Federal External Review Process.  Self-insured plans and other plans that do not satisfy the state external review process must comply with the Federal process. These Rules describe the scope of claims eligible for this process but not the process itself (further guidance will be issued on this process). Adverse determinations relating to an individual's failure to meet the requirements for eligibility under the plan are not subject to this external review process.
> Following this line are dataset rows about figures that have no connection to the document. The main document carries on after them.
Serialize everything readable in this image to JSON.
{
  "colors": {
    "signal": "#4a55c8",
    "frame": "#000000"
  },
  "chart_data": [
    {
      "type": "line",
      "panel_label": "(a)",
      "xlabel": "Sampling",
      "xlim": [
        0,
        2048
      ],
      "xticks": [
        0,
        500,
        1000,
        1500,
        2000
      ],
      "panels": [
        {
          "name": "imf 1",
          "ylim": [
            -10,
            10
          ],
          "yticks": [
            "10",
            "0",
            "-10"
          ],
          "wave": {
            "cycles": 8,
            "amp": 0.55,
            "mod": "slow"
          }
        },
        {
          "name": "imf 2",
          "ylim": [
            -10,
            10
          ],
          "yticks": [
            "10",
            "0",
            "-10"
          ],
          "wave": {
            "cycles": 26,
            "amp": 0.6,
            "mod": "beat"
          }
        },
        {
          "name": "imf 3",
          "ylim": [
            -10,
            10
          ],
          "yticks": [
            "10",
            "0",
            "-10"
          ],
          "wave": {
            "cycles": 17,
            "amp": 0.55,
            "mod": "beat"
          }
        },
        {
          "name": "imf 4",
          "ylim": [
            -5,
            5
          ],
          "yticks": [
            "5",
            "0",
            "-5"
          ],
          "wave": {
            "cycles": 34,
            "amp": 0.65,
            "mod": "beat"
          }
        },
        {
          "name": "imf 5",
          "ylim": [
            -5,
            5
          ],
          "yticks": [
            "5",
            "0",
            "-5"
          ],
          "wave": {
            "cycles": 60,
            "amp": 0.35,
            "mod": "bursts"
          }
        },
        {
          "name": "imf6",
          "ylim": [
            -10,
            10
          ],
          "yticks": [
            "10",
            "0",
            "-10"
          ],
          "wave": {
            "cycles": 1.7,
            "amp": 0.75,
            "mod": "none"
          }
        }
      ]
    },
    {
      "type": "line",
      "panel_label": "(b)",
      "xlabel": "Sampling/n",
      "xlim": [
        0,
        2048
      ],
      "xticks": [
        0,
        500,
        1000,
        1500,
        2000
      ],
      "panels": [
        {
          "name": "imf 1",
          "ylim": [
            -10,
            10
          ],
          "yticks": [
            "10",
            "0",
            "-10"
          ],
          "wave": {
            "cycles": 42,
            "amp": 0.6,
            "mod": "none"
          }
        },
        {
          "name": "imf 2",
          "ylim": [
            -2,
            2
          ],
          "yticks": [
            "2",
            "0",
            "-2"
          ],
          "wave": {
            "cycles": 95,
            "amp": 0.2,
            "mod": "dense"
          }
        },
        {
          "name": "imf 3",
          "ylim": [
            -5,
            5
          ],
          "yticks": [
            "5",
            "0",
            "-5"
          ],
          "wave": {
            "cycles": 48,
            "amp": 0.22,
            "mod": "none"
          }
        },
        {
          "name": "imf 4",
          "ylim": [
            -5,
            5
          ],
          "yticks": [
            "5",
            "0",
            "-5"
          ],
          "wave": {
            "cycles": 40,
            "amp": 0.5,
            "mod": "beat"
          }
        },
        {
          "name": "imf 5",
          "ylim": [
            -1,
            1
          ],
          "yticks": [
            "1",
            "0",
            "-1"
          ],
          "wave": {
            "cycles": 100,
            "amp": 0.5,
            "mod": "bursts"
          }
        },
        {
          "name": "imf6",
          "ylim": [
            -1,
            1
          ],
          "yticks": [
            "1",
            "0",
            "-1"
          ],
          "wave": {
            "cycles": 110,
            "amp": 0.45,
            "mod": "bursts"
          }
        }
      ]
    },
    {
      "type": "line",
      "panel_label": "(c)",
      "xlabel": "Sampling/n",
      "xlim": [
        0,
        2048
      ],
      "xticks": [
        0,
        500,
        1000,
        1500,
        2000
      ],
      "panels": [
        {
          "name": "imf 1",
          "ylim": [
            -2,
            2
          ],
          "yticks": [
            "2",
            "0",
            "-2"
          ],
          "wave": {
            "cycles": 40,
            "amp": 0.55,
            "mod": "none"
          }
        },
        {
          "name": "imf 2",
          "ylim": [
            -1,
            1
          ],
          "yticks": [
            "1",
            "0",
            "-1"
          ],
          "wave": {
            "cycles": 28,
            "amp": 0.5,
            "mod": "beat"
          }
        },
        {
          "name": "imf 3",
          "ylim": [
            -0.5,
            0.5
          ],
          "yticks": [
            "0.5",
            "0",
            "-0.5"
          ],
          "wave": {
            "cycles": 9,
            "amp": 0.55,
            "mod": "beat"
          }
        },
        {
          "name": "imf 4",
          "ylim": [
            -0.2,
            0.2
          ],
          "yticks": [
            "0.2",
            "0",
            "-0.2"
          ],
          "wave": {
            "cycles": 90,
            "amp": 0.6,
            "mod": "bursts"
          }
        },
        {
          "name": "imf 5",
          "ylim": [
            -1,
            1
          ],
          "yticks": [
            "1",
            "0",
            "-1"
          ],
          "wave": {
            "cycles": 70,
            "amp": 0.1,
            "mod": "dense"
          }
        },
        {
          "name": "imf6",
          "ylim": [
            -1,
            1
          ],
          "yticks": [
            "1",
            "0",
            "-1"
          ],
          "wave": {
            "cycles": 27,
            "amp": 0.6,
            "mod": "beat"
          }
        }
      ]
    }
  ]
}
However, the Rules do provide that the additional standards and guidance that will be issued will provide the following –

The standards will describe how a claimant will initiate an external review, procedures for determining whether a claim is eligible for an external review, minimum qualifications for independent review organizations (IROs), a process for random assignment of reviews to the approved IRO and rules for providing notice of the final external review decision.

An expedited external review process will be available if there is serious jeopardy to the life or health of the claimant or if the internal adverse decision concerns an admission, continued stay or health care service for which the individual received emergency services and has not been discharged from the facility.

Additional consumer protections will be provided to ensure that adequate clinical and scientific experience and protocols are taken into account with respect to claims involving experimental or investigational treatments.

The external review process will be binding, except to the extent other remedies are available under state or federal law.

Additional notice requirements will be provided to inform participants of these external review procedures.

Notices in Languages Other than English  

Notices relating to claim and appeal determinations (e.g., EOBs), plus the Federal external appeal notices, must be provided in a non-English language if certain thresholds that relate to the number of people literate in the same non-English language are met. 

Thresholds for Group Plans.  For plans that cover fewer than 100 participants at the beginning of the plan year, the threshold is 25% being literate only in the same non-English language. For plans with 100 or more participants at the beginning of a plan year, the threshold is the lesser of 500 participants or 10% of all participants being literate in only the same non-English language. Given these thresholds it is likely that some plans may be required to provide notices in more than one non-English language.

Required Notice.  If this threshold is met, (1) notice must be provided upon request in that non-English language, and (2) the English version of the notice must include a prominent statement in the non-English language offering the additional notice in that other language. Once a participant requests a notice in that language, all future notices must be provided to that individual in such other language.

  Customer Assistance in a Non-English Language. In addition to the non-English language notice, telephone hotlines or other customer assistance regarding claims and appeals must also be provided in that other language (apparently only upon request if the applicable threshold is satisfied).